2 entry daha
  • hikayenin özel dedektifi philip marlowe (dick powell), bir polisin, "sen dedektif değilsin, üç kuruş için kendi gırtlağını kesersin!" sözlerine muhatap olmaktadır. aslında sınıfsal açıdan aynı konumu paylaşan kanun adamları arasındaki rekabet şiddetli bir biçimde yüzeye çıkmaktadır. anaakıma dahil popüler amerikan suç filmlerinde polis dedektifleri ile fbi ajanları arasındaki rekabet ve tiksinti, bu filmde özel dedektif ile devlet polisi arasında yaşanmaktadır. sınıflar kendi içlerinde çalışma ahlakları, mesleki tarzları bakımından ayrışmakta, birbirlerini ötekileştirmektedir.

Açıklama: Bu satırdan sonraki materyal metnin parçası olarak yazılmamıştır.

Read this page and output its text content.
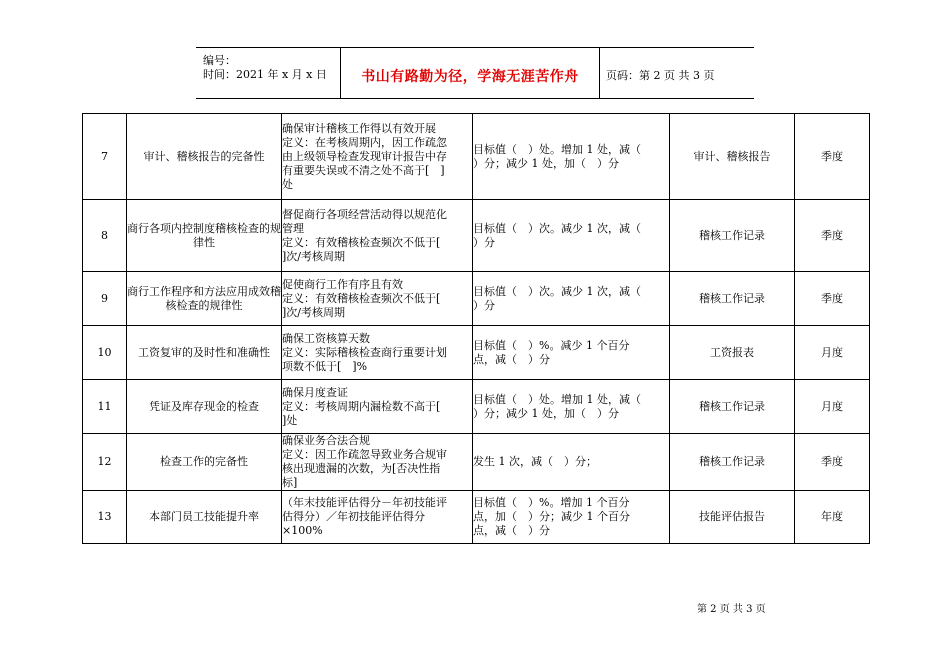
编号：
时间：2021 年 x 月 x 日	书山有路勤为径，学海无涯苦作舟	页码：第 2 页 共 3 页
7	审计、稽核报告的完备性	确保审计稽核工作得以有效开展
定义：在考核周期内，因工作疏忽
由上级领导检查发现审计报告中存
有重要失误或不清之处不高于[　]
处	目标值（　）处。增加 1 处，减（
）分；减少 1 处，加（　）分	审计、稽核报告	季度
8	商行各项内控制度稽核检查的规律性	督促商行各项经营活动得以规范化
管理
定义：有效稽核检查频次不低于[
]次/考核周期	目标值（　）次。减少 1 次，减（
）分	稽核工作记录	季度
9	商行工作程序和方法应用成效稽核检查的规律性	促使商行工作有序且有效
定义：有效稽核检查频次不低于[
]次/考核周期	目标值（　）次。减少 1 次，减（
）分	稽核工作记录	季度
10	工资复审的及时性和准确性	确保工资核算天数
定义：实际稽核检查商行重要计划
项数不低于[　]%	目标值（　）%。减少 1 个百分
点，减（　）分	工资报表	月度
11	凭证及库存现金的检查	确保月度查证
定义：考核周期内漏检数不高于[
]处	目标值（　）处。增加 1 处，减（
）分；减少 1 处，加（　）分	稽核工作记录	月度
12	检查工作的完备性	确保业务合法合规
定义：因工作疏忽导致业务合规审
核出现遗漏的次数，为[否决性指
标]	发生 1 次，减（　）分；	稽核工作记录	季度
13	本部门员工技能提升率	（年末技能评估得分－年初技能评
估得分）／年初技能评估得分
×100%	目标值（　）%。增加 1 个百分
点，加（　）分；减少 1 个百分
点，减（　）分	技能评估报告	年度
第 2 页 共 3 页
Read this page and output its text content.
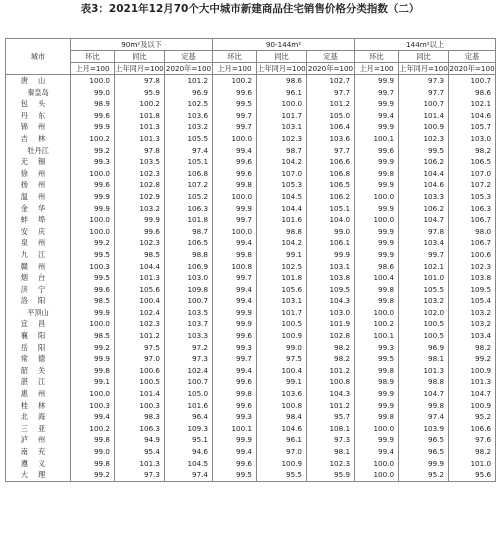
表3：2021年12月70个大中城市新建商品住宅销售价格分类指数（二）
城市	90m²及以下			90-144m²			144m²以上		
	环比	同比	定基	环比	同比	定基	环比	同比	定基
	上月=100	上年同月=100	2020年=100	上月=100	上年同月=100	2020年=100	上月=100	上年同月=100	2020年=100
唐山	100.0	97.8	101.2	100.2	98.6	102.7	99.9	97.3	100.7
秦皇岛	99.0	95.9	96.9	99.6	96.1	97.7	99.7	97.7	98.6
包头	98.9	100.2	102.5	99.5	100.0	101.2	99.9	100.7	102.1
丹东	99.6	101.8	103.6	99.7	101.7	105.0	99.4	101.4	104.6
锦州	99.9	101.3	103.2	99.7	103.1	106.4	99.9	100.9	105.7
吉林	100.2	101.3	105.5	100.0	102.3	103.6	100.1	102.3	103.0
牡丹江	99.2	97.8	97.4	99.4	98.7	97.7	99.6	99.5	98.2
无锡	99.3	103.5	105.1	99.6	104.2	106.6	99.9	106.2	106.5
徐州	100.0	102.3	106.8	99.6	107.0	106.8	99.8	104.4	107.0
扬州	99.6	102.8	107.2	99.8	105.3	106.5	99.9	104.6	107.2
温州	99.9	102.9	105.2	100.0	104.5	106.2	100.0	103.3	105.3
金华	99.9	103.2	106.3	99.9	104.4	105.1	99.9	106.2	106.3
蚌埠	100.0	99.9	101.8	99.7	101.6	104.0	100.0	104.7	106.7
安庆	100.0	99.6	98.7	100.0	98.8	99.0	99.9	97.8	98.0
泉州	99.2	102.3	106.5	99.4	104.2	106.1	99.9	103.4	106.7
九江	99.5	98.5	98.8	99.8	99.1	99.9	99.9	99.7	100.6
赣州	100.3	104.4	106.9	100.8	102.5	103.1	98.6	102.1	102.3
烟台	99.5	101.3	103.0	99.7	101.8	103.8	100.4	101.0	103.8
济宁	99.6	105.6	109.8	99.4	105.6	109.5	99.8	105.5	109.5
洛阳	98.5	100.4	100.7	99.4	103.1	104.3	99.8	103.2	105.4
平顶山	99.9	102.4	103.5	99.9	101.7	103.0	100.0	102.0	103.2
宜昌	100.0	102.3	103.7	99.9	100.5	101.9	100.2	100.5	103.2
襄阳	98.5	101.2	103.3	99.6	100.9	102.8	100.1	100.5	103.4
岳阳	99.2	97.5	97.2	99.3	99.0	98.2	99.3	96.9	98.2
常德	99.9	97.0	97.3	99.7	97.5	98.2	99.5	98.1	99.2
韶关	99.8	100.6	102.4	99.4	100.4	101.2	99.8	101.3	100.9
湛江	99.1	100.5	100.7	99.6	99.1	100.8	98.9	98.8	101.3
惠州	100.0	101.4	105.0	99.8	103.6	104.3	99.9	104.7	104.7
桂林	100.3	100.3	101.6	99.6	100.8	101.2	99.9	99.8	100.9
北海	99.4	98.3	96.4	99.3	98.4	95.7	99.8	97.4	95.2
三亚	100.2	106.3	109.3	100.1	104.6	108.1	100.0	103.9	106.6
泸州	99.8	94.9	95.1	99.9	96.1	97.3	99.9	96.5	97.6
南充	99.0	95.4	94.6	99.4	97.0	98.1	99.4	96.5	98.2
遵义	99.8	101.3	104.5	99.6	100.9	102.3	100.0	99.9	101.0
大理	99.2	97.3	97.4	99.5	95.5	95.9	100.0	95.2	95.6
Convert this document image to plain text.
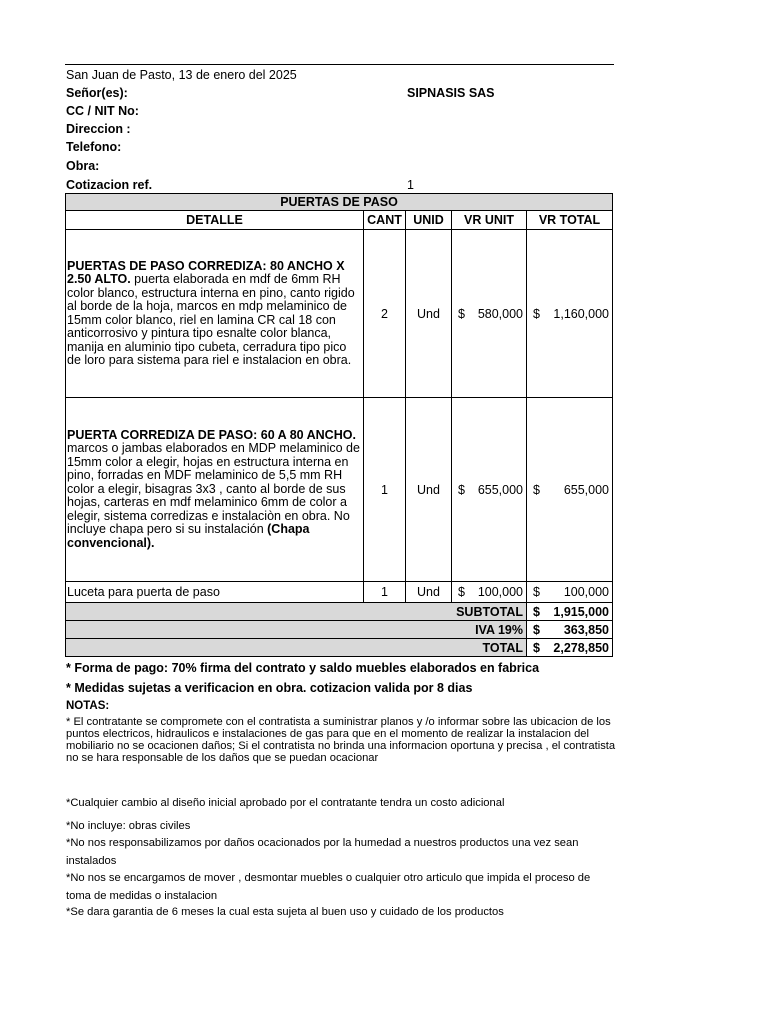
San Juan de Pasto, 13 de enero del 2025
Señor(es):	SIPNASIS SAS
CC / NIT No:
Direccion :
Telefono:
Obra:
Cotizacion ref.	1
PUERTAS DE PASO				
DETALLE	CANT	UNID	VR UNIT	VR TOTAL
PUERTAS DE PASO CORREDIZA: 80 ANCHO X 2.50 ALTO. puerta elaborada en mdf de 6mm RH color blanco, estructura interna en pino, canto rigido al borde de la hoja, marcos en mdp melaminico de 15mm color blanco, riel en lamina CR cal 18 con anticorrosivo y pintura tipo esnalte color blanca, manija en aluminio tipo cubeta, cerradura tipo pico de loro para sistema para riel e instalacion en obra.	2	Und	$ 580,000	$ 1,160,000

PUERTA CORREDIZA DE PASO: 60 A 80 ANCHO.
marcos o jambas elaborados en MDP melaminico de 15mm color a elegir, hojas en estructura interna en pino, forradas en MDF melaminico de 5,5 mm RH color a elegir, bisagras 3x3 , canto al borde de sus hojas, carteras en mdf melaminico 6mm de color a elegir, sistema corredizas e instalaciòn en obra. No incluye chapa pero si su instalación (Chapa convencional).	1	Und	$ 655,000	$ 655,000

Luceta para puerta de paso	1	Und	$ 100,000	$ 100,000

SUBTOTAL				$ 1,915,000

IVA 19%				$ 363,850

TOTAL				$ 2,278,850
* Forma de pago: 70% firma del contrato y saldo muebles elaborados en fabrica
* Medidas sujetas a verificacion en obra. cotizacion valida por 8 dias
NOTAS:
* El contratante se compromete con el contratista a suministrar planos y /o informar sobre las ubicacion de los puntos electricos, hidraulicos e instalaciones de gas para que en el momento de realizar la instalacion del mobiliario no se ocacionen daños; Si el contratista no brinda una informacion oportuna y precisa , el contratista no se hara responsable de los daños que se puedan ocacionar
*Cualquier cambio al diseño inicial aprobado por el contratante tendra un costo adicional
*No incluye: obras civiles
*No nos responsabilizamos por daños ocacionados por la humedad a nuestros productos una vez sean instalados
*No nos se encargamos de mover , desmontar muebles o cualquier otro articulo que impida el proceso de toma de medidas o instalacion
*Se dara garantia de 6 meses la cual esta sujeta al buen uso y cuidado de los productos
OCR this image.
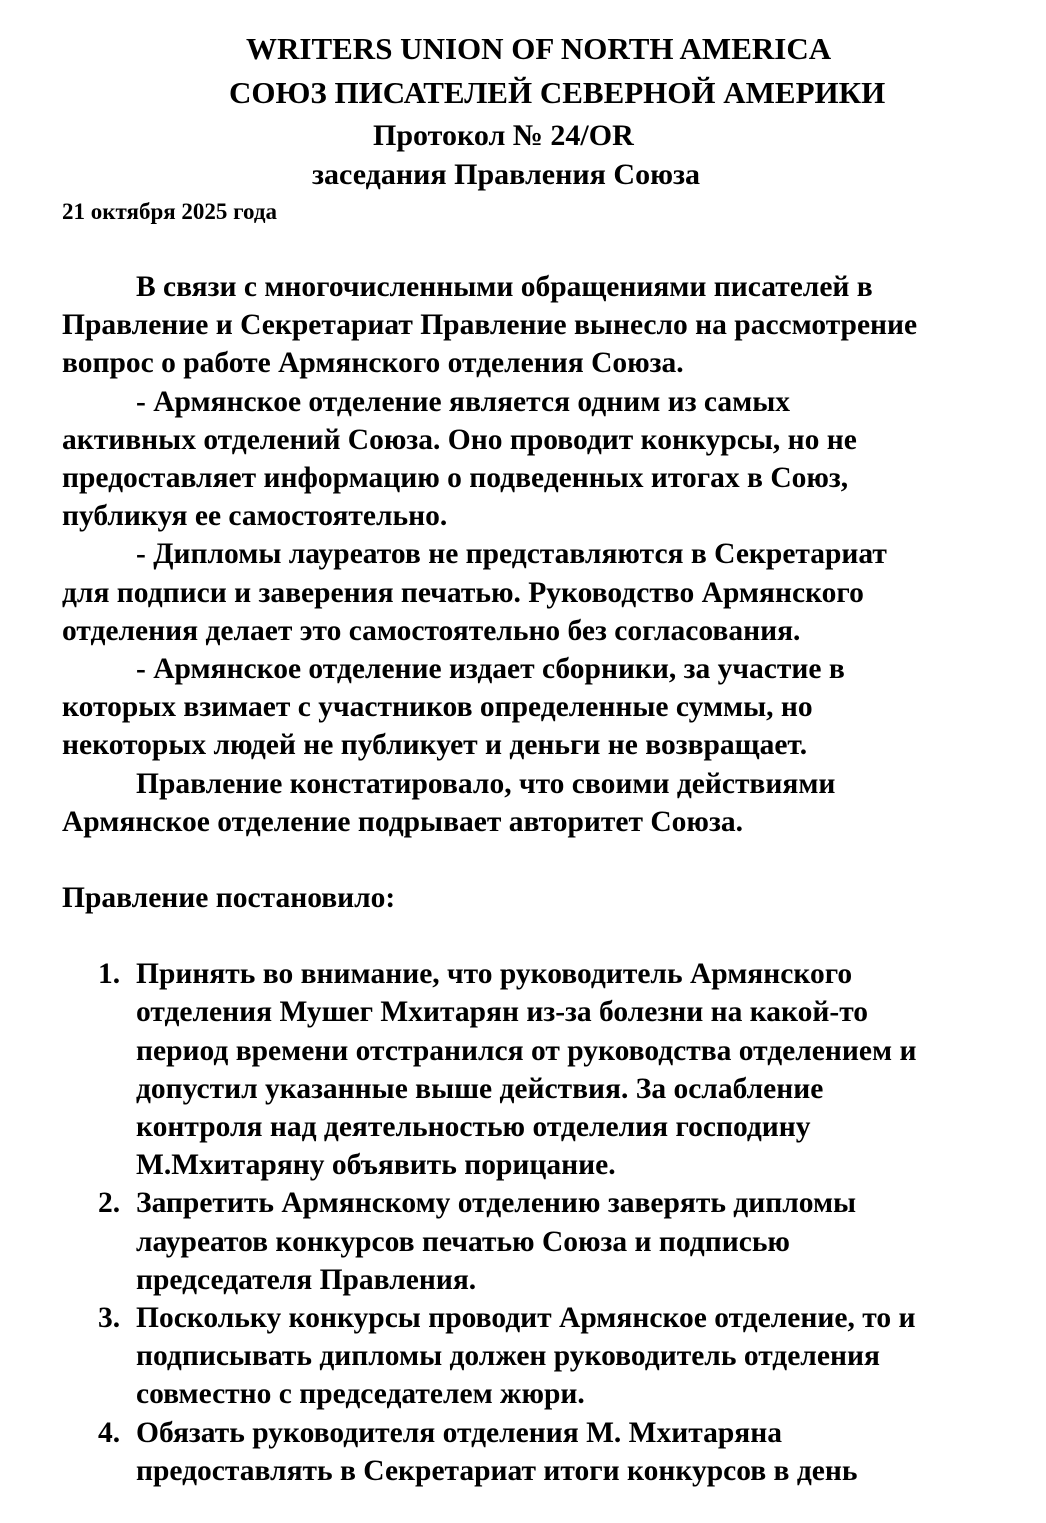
WRITERS UNION OF NORTH AMERICA
СОЮЗ ПИСАТЕЛЕЙ СЕВЕРНОЙ АМЕРИКИ
Протокол № 24/OR
заседания Правления Союза
21 октября 2025 года
В связи с многочисленными обращениями писателей в
Правление и Секретариат Правление вынесло на рассмотрение
вопрос о работе Армянского отделения Союза.
- Армянское отделение является одним из самых
активных отделений Союза. Оно проводит конкурсы, но не
предоставляет информацию о подведенных итогах в Союз,
публикуя ее самостоятельно.
- Дипломы лауреатов не представляются в Секретариат
для подписи и заверения печатью. Руководство Армянского
отделения делает это самостоятельно без согласования.
- Армянское отделение издает сборники, за участие в
которых взимает с участников определенные суммы, но
некоторых людей не публикует и деньги не возвращает.
Правление констатировало, что своими действиями
Армянское отделение подрывает авторитет Союза.
Правление постановило:
1. Принять во внимание, что руководитель Армянского
отделения Мушег Мхитарян из-за болезни на какой-то
период времени отстранился от руководства отделением и
допустил указанные выше действия. За ослабление
контроля над деятельностью отделелия господину
М.Мхитаряну объявить порицание.
2. Запретить Армянскому отделению заверять дипломы
лауреатов конкурсов печатью Союза и подписью
председателя Правления.
3. Поскольку конкурсы проводит Армянское отделение, то и
подписывать дипломы должен руководитель отделения
совместно с председателем жюри.
4. Обязать руководителя отделения М. Мхитаряна
предоставлять в Секретариат итоги конкурсов в день
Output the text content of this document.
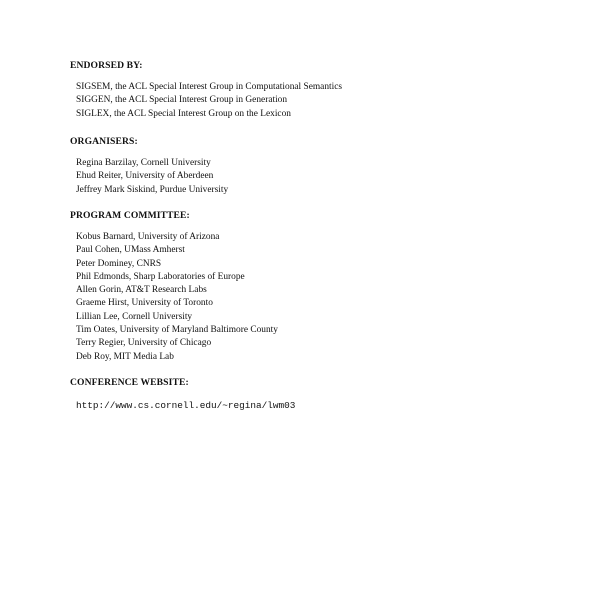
ENDORSED BY:

SIGSEM, the ACL Special Interest Group in Computational Semantics
SIGGEN, the ACL Special Interest Group in Generation
SIGLEX, the ACL Special Interest Group on the Lexicon

ORGANISERS:

Regina Barzilay, Cornell University
Ehud Reiter, University of Aberdeen
Jeffrey Mark Siskind, Purdue University

PROGRAM COMMITTEE:

Kobus Barnard, University of Arizona
Paul Cohen, UMass Amherst
Peter Dominey, CNRS
Phil Edmonds, Sharp Laboratories of Europe
Allen Gorin, AT&T Research Labs
Graeme Hirst, University of Toronto
Lillian Lee, Cornell University
Tim Oates, University of Maryland Baltimore County
Terry Regier, University of Chicago
Deb Roy, MIT Media Lab

CONFERENCE WEBSITE:

http://www.cs.cornell.edu/~regina/lwm03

    philip marlowe, dedektiflik bürosunda karşıladığı müşterisinin kendisine ön ödeme yapmasının ardından, "batakhane belalı bir yere benziyordu; ama dert etmedim. hiçbir şeyi dert etmedim. o iki 20’lik iyi gelmiş ve apandistim rahat bir nefes almıştı." sözlerini sarf ederek ekonomik açmazına her zamanki kinik tarzıyla açıklık getirir. normal koşullarda dedektiflerin masraflar dahil olmak kaydıyla haftada on dolara çalıştıklarını the big sleep ve the lady in the lake’te yine philip marlowe’dan öğreniriz. ama bu kez işler biraz daha karmaşıktır. fahişe ruhlu esrarengiz femme fatale helen grayle (claire trevor) ile marlowe arasındaki şu özel konuşmaya tanık oluruz:

    — daha önce hiç dedektif tutmamıştım, ücretler ne durumda?
    — yoğunluğa göre değişiyor.
    — ne zaman başlayabilirsin?
    — başladım bile.

    marlowe ücretini müşterisinin sınıfsal konumuna göre değiştirebilmektedir. bunda femme fatale’in varlığı önemli bir rol oynar. fazla önem arz etmeyen detaylar bir yana, film noir öyküleri özel dedektiflerin proleterlerden farklı bir yaşama sahip olmadıklarının altını kalın çizgilerle çizmektedir.

    filmlerinde şiddet ögesine yer veren amerikalı yapımcı-yönetmen robert aldrich’in yönettiği kiss me deadly, yasa dışı işlere bulaşmaktan imtina etmeyen özel dedektif mike hammer’ı (ralph meeker) takdim eden parlak bir hard boiled’dır. anlatının mike hammer’ı, iştahı her zaman kabarık bir özel dedektif olarak mütevazı bir yaşamın değil, lüks bir yaşamın peşindedir. birçok film noir öyküsünde pek rastlanmayacak biçimde, hammer’ın dairesi şıklığıyla göz doldurmaktadır. dedektif hammer için paranın nereden veya nasıl geldiği önemli değildir; önemli olan paranın bizatihi kendisidir. mike hammer, her zaman daha fazlasını kazanmak isteyen açgözlü, hırslı bir figür olarak kapitalist sitemdeki yükselme metotlarını fütursuzca arşınlayan bir özel dedektiftir.

    deneyimli philip marlowe ise kurt meslektaşı mike hammer’a göre mütevazı, yalın bir yaşamı benimsemiş gibi görünür. rüşveti asla kabul etmez. makul standartlar içerisinde prensiplerinden ödün vermeden işine odaklanan bir kişilik yapısına sahiptir. alaycılığına, boşvermişliğine, ideallerini yitirmesine karşılık burjuva yaşam biçimini istihzayla betimler. gösterişli malikâneler, büyük bahçeli, geniş havuzlu ihtişamlı evler, bu evlerin ferah, heykellerle donatılmış devasa salonları ona bilhassa yabancıdır. marlowe’un burjuvaziye dönük her eleştirisi temelde kapitalist sisteme topu atmaktadır. misal devasa malikâneden nasıl çıkıldığını sorar evin hizmetçisine. çünkü bir müzeyi andıran geniş salonların içinde küçülmüş, adeta tecrit edilmiştir. malikâneyi buckingham palace’a benzeterek sınıfsal eşitsizliğin nerden başladığını haykırmak ister sanki. işvereninin, "geçimini kazanmak zorunda olmadan sağlamaya ne dersin?" sorusuna, "sakıncası olmaz. bir fikrin var mı?" şeklinde yanıt verse de önüne konulan serveti reddetmesini becerir. ama mike hammer tam da bu tarz bir yaşamın özlemi içindedir. fazla mal göz çıkarmaz, mottosuyla eyleme geçer.

    sözün özü, dedektif philip marlowe diğer birçok dedektife nazaran daha çok bizden biridir. ve bu harika film neden entry yoksunu kalmıştır, bir soru işaretidir!